Akşam yemeğine oturduklarında yüreği güm güm atmaya başladı. Titreyen bir sesle, canının yemek istemediğini bildirdi, kalkıp annesiyle babasına iyi geceler diledi. Onlar da her zamanki gibi kızlarını öptüler, dua ettiler. Genç kız güçlükle tutuyordu gözyaşlarını. Odasına girer girmez kendisini bir koltuğa attı, gözyaşları sel gibi boşandı. Hizmetçi kız onu yatıştırmak, kendine getirebilmek için diller döktü.
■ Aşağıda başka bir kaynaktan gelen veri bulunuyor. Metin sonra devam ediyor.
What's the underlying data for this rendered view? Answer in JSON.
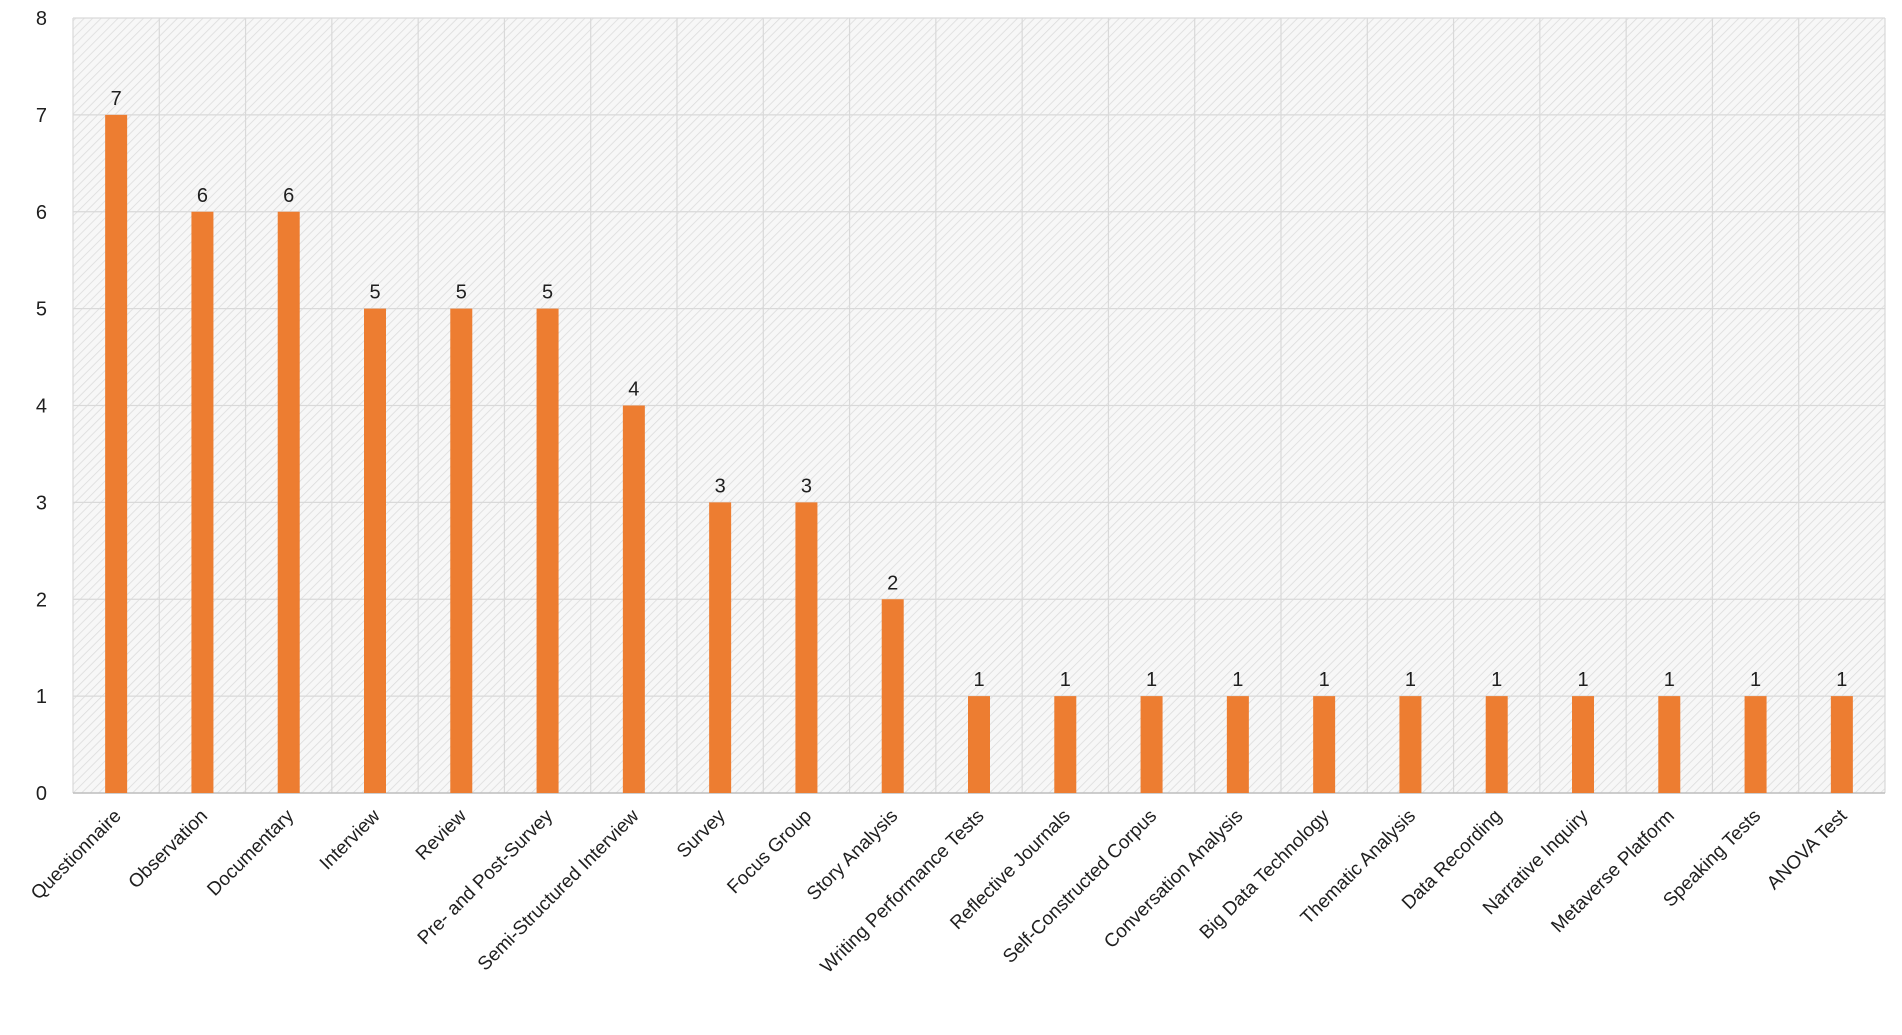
{
  "chart_data": {
    "type": "bar",
    "title": "",
    "xlabel": "",
    "ylabel": "",
    "ylim": [
      0,
      8
    ],
    "yticks": [
      0,
      1,
      2,
      3,
      4,
      5,
      6,
      7,
      8
    ],
    "grid": true,
    "legend": "none",
    "categories": [
      "Questionnaire",
      "Observation",
      "Documentary",
      "Interview",
      "Review",
      "Pre- and Post-Survey",
      "Semi-Structured Interview",
      "Survey",
      "Focus Group",
      "Story Analysis",
      "Writing Performance Tests",
      "Reflective Journals",
      "Self-Constructed Corpus",
      "Conversation Analysis",
      "Big Data Technology",
      "Thematic Analysis",
      "Data Recording",
      "Narrative Inquiry",
      "Metaverse Platform",
      "Speaking Tests",
      "ANOVA Test"
    ],
    "values": [
      7,
      6,
      6,
      5,
      5,
      5,
      4,
      3,
      3,
      2,
      1,
      1,
      1,
      1,
      1,
      1,
      1,
      1,
      1,
      1,
      1
    ],
    "data_labels": true,
    "colors": {
      "bar": "#ED7D31",
      "grid": "#d9d9d9",
      "hatch": "#dcdcdc",
      "plot_background": "#f7f7f7"
    }
  }
}
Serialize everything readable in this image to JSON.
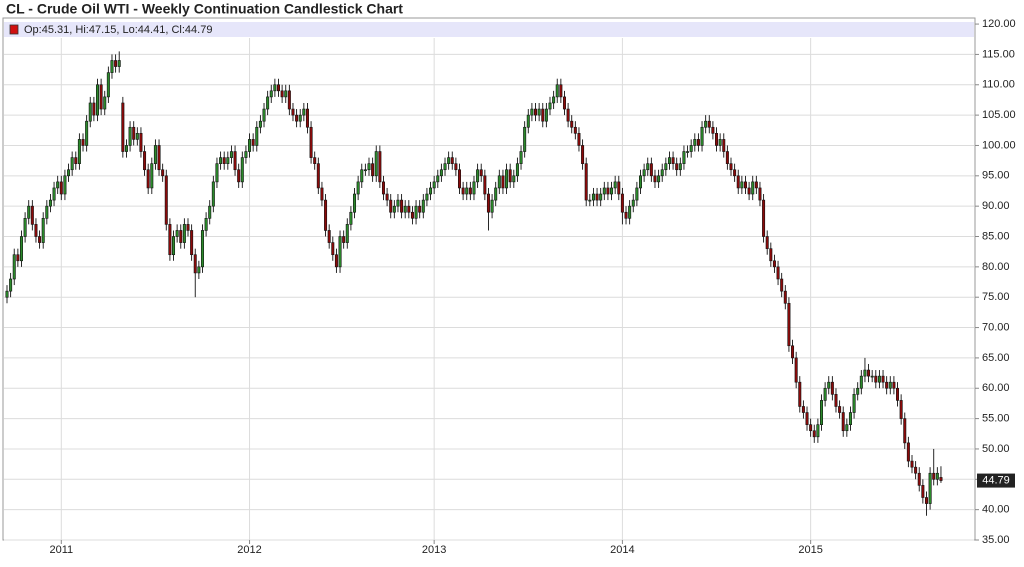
{
  "chart_data": {
    "type": "candlestick",
    "title": "CL - Crude Oil WTI - Weekly Continuation Candlestick Chart",
    "legend": {
      "labels": [
        "Op:",
        "Hi:",
        "Lo:",
        "Cl:"
      ],
      "separator": ", "
    },
    "up_color": "#2b8a2b",
    "down_color": "#8b0a0a",
    "grid": true,
    "ylim": [
      35,
      121
    ],
    "yticks": [
      {
        "value": 35,
        "label": "35.00"
      },
      {
        "value": 40,
        "label": "40.00"
      },
      {
        "value": 45,
        "label": "45.00"
      },
      {
        "value": 50,
        "label": "50.00"
      },
      {
        "value": 55,
        "label": "55.00"
      },
      {
        "value": 60,
        "label": "60.00"
      },
      {
        "value": 65,
        "label": "65.00"
      },
      {
        "value": 70,
        "label": "70.00"
      },
      {
        "value": 75,
        "label": "75.00"
      },
      {
        "value": 80,
        "label": "80.00"
      },
      {
        "value": 85,
        "label": "85.00"
      },
      {
        "value": 90,
        "label": "90.00"
      },
      {
        "value": 95,
        "label": "95.00"
      },
      {
        "value": 100,
        "label": "100.00"
      },
      {
        "value": 105,
        "label": "105.00"
      },
      {
        "value": 110,
        "label": "110.00"
      },
      {
        "value": 115,
        "label": "115.00"
      },
      {
        "value": 120,
        "label": "120.00"
      }
    ],
    "categories": [
      null,
      null,
      null,
      null,
      null,
      null,
      null,
      null,
      null,
      null,
      null,
      null,
      null,
      null,
      null,
      "2011",
      null,
      null,
      null,
      null,
      null,
      null,
      null,
      null,
      null,
      null,
      null,
      null,
      null,
      null,
      null,
      null,
      null,
      null,
      null,
      null,
      null,
      null,
      null,
      null,
      null,
      null,
      null,
      null,
      null,
      null,
      null,
      null,
      null,
      null,
      null,
      null,
      null,
      null,
      null,
      null,
      null,
      null,
      null,
      null,
      null,
      null,
      null,
      null,
      null,
      null,
      null,
      "2012",
      null,
      null,
      null,
      null,
      null,
      null,
      null,
      null,
      null,
      null,
      null,
      null,
      null,
      null,
      null,
      null,
      null,
      null,
      null,
      null,
      null,
      null,
      null,
      null,
      null,
      null,
      null,
      null,
      null,
      null,
      null,
      null,
      null,
      null,
      null,
      null,
      null,
      null,
      null,
      null,
      null,
      null,
      null,
      null,
      null,
      null,
      null,
      null,
      null,
      null,
      "2013",
      null,
      null,
      null,
      null,
      null,
      null,
      null,
      null,
      null,
      null,
      null,
      null,
      null,
      null,
      null,
      null,
      null,
      null,
      null,
      null,
      null,
      null,
      null,
      null,
      null,
      null,
      null,
      null,
      null,
      null,
      null,
      null,
      null,
      null,
      null,
      null,
      null,
      null,
      null,
      null,
      null,
      null,
      null,
      null,
      null,
      null,
      null,
      null,
      null,
      null,
      null,
      "2014",
      null,
      null,
      null,
      null,
      null,
      null,
      null,
      null,
      null,
      null,
      null,
      null,
      null,
      null,
      null,
      null,
      null,
      null,
      null,
      null,
      null,
      null,
      null,
      null,
      null,
      null,
      null,
      null,
      null,
      null,
      null,
      null,
      null,
      null,
      null,
      null,
      null,
      null,
      null,
      null,
      null,
      null,
      null,
      null,
      null,
      null,
      null,
      null,
      null,
      null,
      null,
      "2015",
      null,
      null,
      null,
      null,
      null,
      null,
      null,
      null,
      null,
      null,
      null,
      null,
      null,
      null,
      null,
      null,
      null,
      null,
      null,
      null,
      null,
      null,
      null,
      null,
      null,
      null,
      null,
      null,
      null,
      null,
      null,
      null,
      null,
      null,
      null,
      null
    ],
    "open": [
      75,
      76,
      78,
      82,
      81,
      85,
      88,
      90,
      87,
      85,
      84,
      88,
      90,
      91,
      93,
      94,
      92,
      95,
      96,
      98,
      97,
      101,
      100,
      104,
      107,
      105,
      110,
      106,
      108,
      112,
      114,
      113,
      107,
      99,
      100,
      103,
      101,
      102,
      99,
      96,
      93,
      97,
      100,
      96,
      95,
      87,
      82,
      85,
      86,
      84,
      87,
      86,
      82,
      79,
      80,
      86,
      88,
      90,
      94,
      97,
      98,
      97,
      98,
      99,
      96,
      94,
      98,
      99,
      101,
      100,
      103,
      104,
      106,
      108,
      109,
      110,
      109,
      108,
      109,
      106,
      105,
      104,
      105,
      106,
      103,
      98,
      97,
      93,
      91,
      86,
      84,
      82,
      80,
      85,
      84,
      87,
      89,
      92,
      94,
      96,
      96,
      97,
      95,
      99,
      94,
      92,
      91,
      89,
      90,
      91,
      89,
      90,
      89,
      88,
      90,
      89,
      91,
      92,
      93,
      94,
      95,
      96,
      97,
      98,
      97,
      96,
      93,
      92,
      93,
      92,
      94,
      96,
      95,
      92,
      89,
      91,
      93,
      95,
      93,
      96,
      94,
      95,
      97,
      99,
      103,
      105,
      106,
      105,
      106,
      104,
      106,
      107,
      108,
      110,
      108,
      106,
      104,
      103,
      102,
      100,
      97,
      91,
      91,
      92,
      91,
      92,
      93,
      92,
      93,
      94,
      92,
      89,
      88,
      90,
      91,
      93,
      95,
      96,
      97,
      95,
      94,
      95,
      96,
      97,
      98,
      97,
      96,
      97,
      99,
      99,
      100,
      101,
      100,
      103,
      104,
      103,
      102,
      100,
      101,
      99,
      97,
      96,
      95,
      93,
      94,
      93,
      92,
      94,
      93,
      91,
      85,
      83,
      81,
      80,
      78,
      76,
      74,
      67,
      65,
      61,
      57,
      56,
      54,
      53,
      52,
      54,
      58,
      60,
      61,
      59,
      57,
      56,
      53,
      54,
      56,
      59,
      60,
      62,
      63,
      62,
      62,
      61,
      62,
      61,
      60,
      61,
      60,
      58,
      55,
      51,
      48,
      47,
      46,
      44,
      42,
      41,
      46,
      45,
      45.31
    ],
    "high": [
      77,
      79,
      83,
      83,
      86,
      89,
      91,
      91,
      88,
      86,
      89,
      91,
      92,
      94,
      95,
      95,
      96,
      97,
      99,
      99,
      102,
      102,
      105,
      108,
      108,
      111,
      111,
      109,
      113,
      115,
      115,
      115.5,
      108,
      101,
      104,
      104,
      103,
      103,
      100,
      97,
      98,
      101,
      101,
      97,
      96,
      88,
      86,
      87,
      87,
      88,
      88,
      87,
      83,
      81,
      87,
      89,
      91,
      95,
      98,
      99,
      99,
      99,
      100,
      100,
      97,
      99,
      100,
      102,
      102,
      104,
      105,
      107,
      109,
      110,
      111,
      111,
      110,
      110,
      110,
      107,
      106,
      106,
      107,
      107,
      104,
      99,
      98,
      94,
      92,
      87,
      85,
      83,
      86,
      86,
      88,
      90,
      93,
      95,
      97,
      97,
      98,
      98,
      100,
      100,
      95,
      93,
      92,
      91,
      92,
      92,
      91,
      91,
      90,
      91,
      91,
      92,
      93,
      94,
      95,
      96,
      97,
      98,
      99,
      99,
      98,
      97,
      94,
      94,
      94,
      95,
      97,
      97,
      96,
      93,
      92,
      94,
      96,
      96,
      97,
      97,
      96,
      98,
      100,
      104,
      106,
      107,
      107,
      107,
      107,
      107,
      108,
      109,
      111,
      111,
      109,
      107,
      105,
      104,
      103,
      101,
      98,
      92,
      93,
      93,
      93,
      94,
      94,
      94,
      95,
      95,
      93,
      90,
      91,
      92,
      94,
      96,
      97,
      98,
      98,
      96,
      96,
      97,
      98,
      99,
      99,
      98,
      98,
      100,
      100,
      101,
      102,
      102,
      104,
      105,
      105,
      104,
      103,
      102,
      102,
      100,
      98,
      97,
      96,
      95,
      95,
      94,
      95,
      95,
      94,
      92,
      86,
      84,
      82,
      81,
      79,
      77,
      75,
      68,
      66,
      62,
      58,
      57,
      55,
      54,
      55,
      59,
      61,
      62,
      62,
      60,
      58,
      57,
      55,
      57,
      60,
      61,
      63,
      65,
      64,
      63,
      63,
      63,
      63,
      62,
      62,
      62,
      61,
      59,
      56,
      52,
      49,
      48,
      47,
      45,
      43,
      47,
      50,
      47,
      47.15
    ],
    "low": [
      74,
      75,
      77,
      80,
      80,
      84,
      87,
      86,
      84,
      83,
      83,
      87,
      89,
      90,
      92,
      91,
      91,
      94,
      95,
      96,
      96,
      99,
      99,
      103,
      104,
      104,
      105,
      105,
      107,
      111,
      112,
      112,
      98,
      98,
      99,
      100,
      100,
      98,
      95,
      92,
      92,
      96,
      95,
      94,
      86,
      81,
      81,
      84,
      83,
      83,
      85,
      81,
      75,
      78,
      79,
      85,
      87,
      89,
      93,
      96,
      96,
      96,
      97,
      95,
      93,
      93,
      97,
      98,
      99,
      99,
      102,
      103,
      105,
      107,
      108,
      108,
      107,
      107,
      105,
      104,
      103,
      103,
      104,
      102,
      97,
      96,
      92,
      90,
      85,
      83,
      81,
      79,
      79,
      83,
      83,
      86,
      88,
      91,
      93,
      95,
      95,
      94,
      94,
      93,
      91,
      90,
      88,
      88,
      89,
      88,
      88,
      88,
      87,
      87,
      88,
      88,
      90,
      91,
      92,
      93,
      94,
      95,
      96,
      96,
      95,
      92,
      91,
      91,
      91,
      91,
      93,
      94,
      91,
      86,
      88,
      90,
      92,
      92,
      92,
      93,
      93,
      94,
      96,
      98,
      102,
      104,
      104,
      104,
      103,
      103,
      105,
      106,
      107,
      107,
      105,
      103,
      102,
      101,
      99,
      96,
      90,
      90,
      90,
      90,
      90,
      91,
      91,
      91,
      92,
      91,
      87,
      87,
      87,
      89,
      90,
      92,
      94,
      95,
      94,
      93,
      93,
      94,
      95,
      96,
      96,
      95,
      95,
      96,
      98,
      98,
      99,
      99,
      99,
      102,
      102,
      101,
      99,
      99,
      98,
      96,
      95,
      94,
      92,
      92,
      92,
      91,
      91,
      92,
      90,
      84,
      82,
      80,
      79,
      77,
      75,
      73,
      66,
      64,
      60,
      56,
      55,
      53,
      52,
      51,
      51,
      53,
      57,
      59,
      58,
      56,
      55,
      52,
      52,
      53,
      55,
      58,
      59,
      61,
      61,
      61,
      60,
      60,
      60,
      59,
      59,
      59,
      57,
      54,
      50,
      47,
      46,
      45,
      43,
      41,
      39,
      40,
      44,
      44,
      44.41
    ],
    "close": [
      76,
      78,
      82,
      81,
      85,
      88,
      90,
      87,
      85,
      84,
      88,
      90,
      91,
      93,
      94,
      92,
      95,
      96,
      98,
      97,
      101,
      100,
      104,
      107,
      105,
      110,
      106,
      108,
      112,
      114,
      113,
      114,
      99,
      100,
      103,
      101,
      102,
      99,
      96,
      93,
      97,
      100,
      96,
      95,
      87,
      82,
      85,
      86,
      84,
      87,
      86,
      82,
      79,
      80,
      86,
      88,
      90,
      94,
      97,
      98,
      97,
      98,
      99,
      96,
      94,
      98,
      99,
      101,
      100,
      103,
      104,
      106,
      108,
      109,
      110,
      109,
      108,
      109,
      106,
      105,
      104,
      105,
      106,
      103,
      98,
      97,
      93,
      91,
      86,
      84,
      82,
      80,
      85,
      84,
      87,
      89,
      92,
      94,
      96,
      96,
      97,
      95,
      99,
      94,
      92,
      91,
      89,
      90,
      91,
      89,
      90,
      89,
      88,
      90,
      89,
      91,
      92,
      93,
      94,
      95,
      96,
      97,
      98,
      97,
      96,
      93,
      92,
      93,
      92,
      94,
      96,
      95,
      92,
      89,
      91,
      93,
      95,
      93,
      96,
      94,
      95,
      97,
      99,
      103,
      105,
      106,
      105,
      106,
      104,
      106,
      107,
      108,
      110,
      108,
      106,
      104,
      103,
      102,
      100,
      97,
      91,
      91,
      92,
      91,
      92,
      93,
      92,
      93,
      94,
      92,
      89,
      88,
      90,
      91,
      93,
      95,
      96,
      97,
      95,
      94,
      95,
      96,
      97,
      98,
      97,
      96,
      97,
      99,
      99,
      100,
      101,
      100,
      103,
      104,
      103,
      102,
      100,
      101,
      99,
      97,
      96,
      95,
      93,
      94,
      93,
      92,
      94,
      93,
      91,
      85,
      83,
      81,
      80,
      78,
      76,
      74,
      67,
      65,
      61,
      57,
      56,
      54,
      53,
      52,
      54,
      58,
      60,
      61,
      59,
      57,
      56,
      53,
      54,
      56,
      59,
      60,
      62,
      63,
      62,
      62,
      61,
      62,
      61,
      60,
      61,
      60,
      58,
      55,
      51,
      48,
      47,
      46,
      44,
      42,
      41,
      46,
      45,
      46,
      44.79
    ]
  }
}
Her şey hazırdı. Maşa yarım saat sonra aile ocağını, odasını, sessiz genç kızlık hayatını bırakıp gitmek zorundaydı. Dışarda hava tipiliydi. Rüzgâr uğulduyor, pancurlar sarsılıyor, takırdıyordu. Bütün bunlar bir uğursuzluğun belirtileri gibi görünüyordu Maşa’ya. Az sonra herkes uykuya dalmış, ev derin bir sessizliğe gömülmüştü. Maşa şalına sarındı, kürkünü giydi, küçük sandığını kucaklayıp arka kapı önündeki taş merdivene çıktı. Arkadan gelen hizmetçi kızın elinde de iki bohça vardı. Bahçeye indiler. Tipi dineceğe benzemiyordu. Rüzgâr sanki bu genç suçluyu durdurmak istermişçesine dosdoğru karşıdan esiyordu. Bahçeyi güçlükle geçebildiler. Kızak yolda onları bekliyordu. Üşüyen atlar yerlerinde duramıyorlardı. Vladimir’in arabacısı arabanın oku yönünde dolaşıyor, tedirginleşen hayvanları yatıştırmaya çalışıyordu. Genç bayanla hizmetçisinin kızağa binmelerine, bohçalarla küçük sandığın yerleştirilmesine yardım ettikten sonra dizginleri kavradı, atlar dörtnala atıldılar. Genç bayanı şimdilik alın yazısına ve arabacı Treşka’nın ustalığına bırakıp biraz da sevdalı delikanlıdan söz edelim.
Vladimir bütün gün sağa sola koşup durmuştu. Sabahtan Jadrino bucağı papazına uğrayıp bin güçlükle söz alabilmiş, sonra da ilk olarak kırk yaşlarında emekli bir süvari teğmenine, Dravin’e başvurmuştu. Teğmen, Vladimir’in çağrısını sevinçle kabul ettiğini bildirdi. Bu serüvenin, kendisine geçmiş günlerini, hafif süvari birliğinde bulunduğu zamanlardaki çapkınlıkları anımsattığını birkaç kez tekrar etti. Üstelik diğer iki tanığı bulmanın zor olmadığını kesinlikle söyleyerek Vladimir’i yemeğe alıkoydu. Gerçekten de yemekten hemen sonra palabıyıklarını bükerek, mahmuzlarını şakırdatarak, kadastro mühendisi Schmidt ve polis komiserinin kısa bir süre önce mızraklı süvari alayına yazılan on altı yaşlarındaki oğlu çıkageldiler. Onlar Vladimir’in çağrısını kabul etmekle kalmayıp, gerekirse bu yolda ölümü bile göze alacaklarına yeminler ettiler. Vladimir hepsini coşkuyla kucakladı, hazırlıklarını tamamlamak üzere evine döndü.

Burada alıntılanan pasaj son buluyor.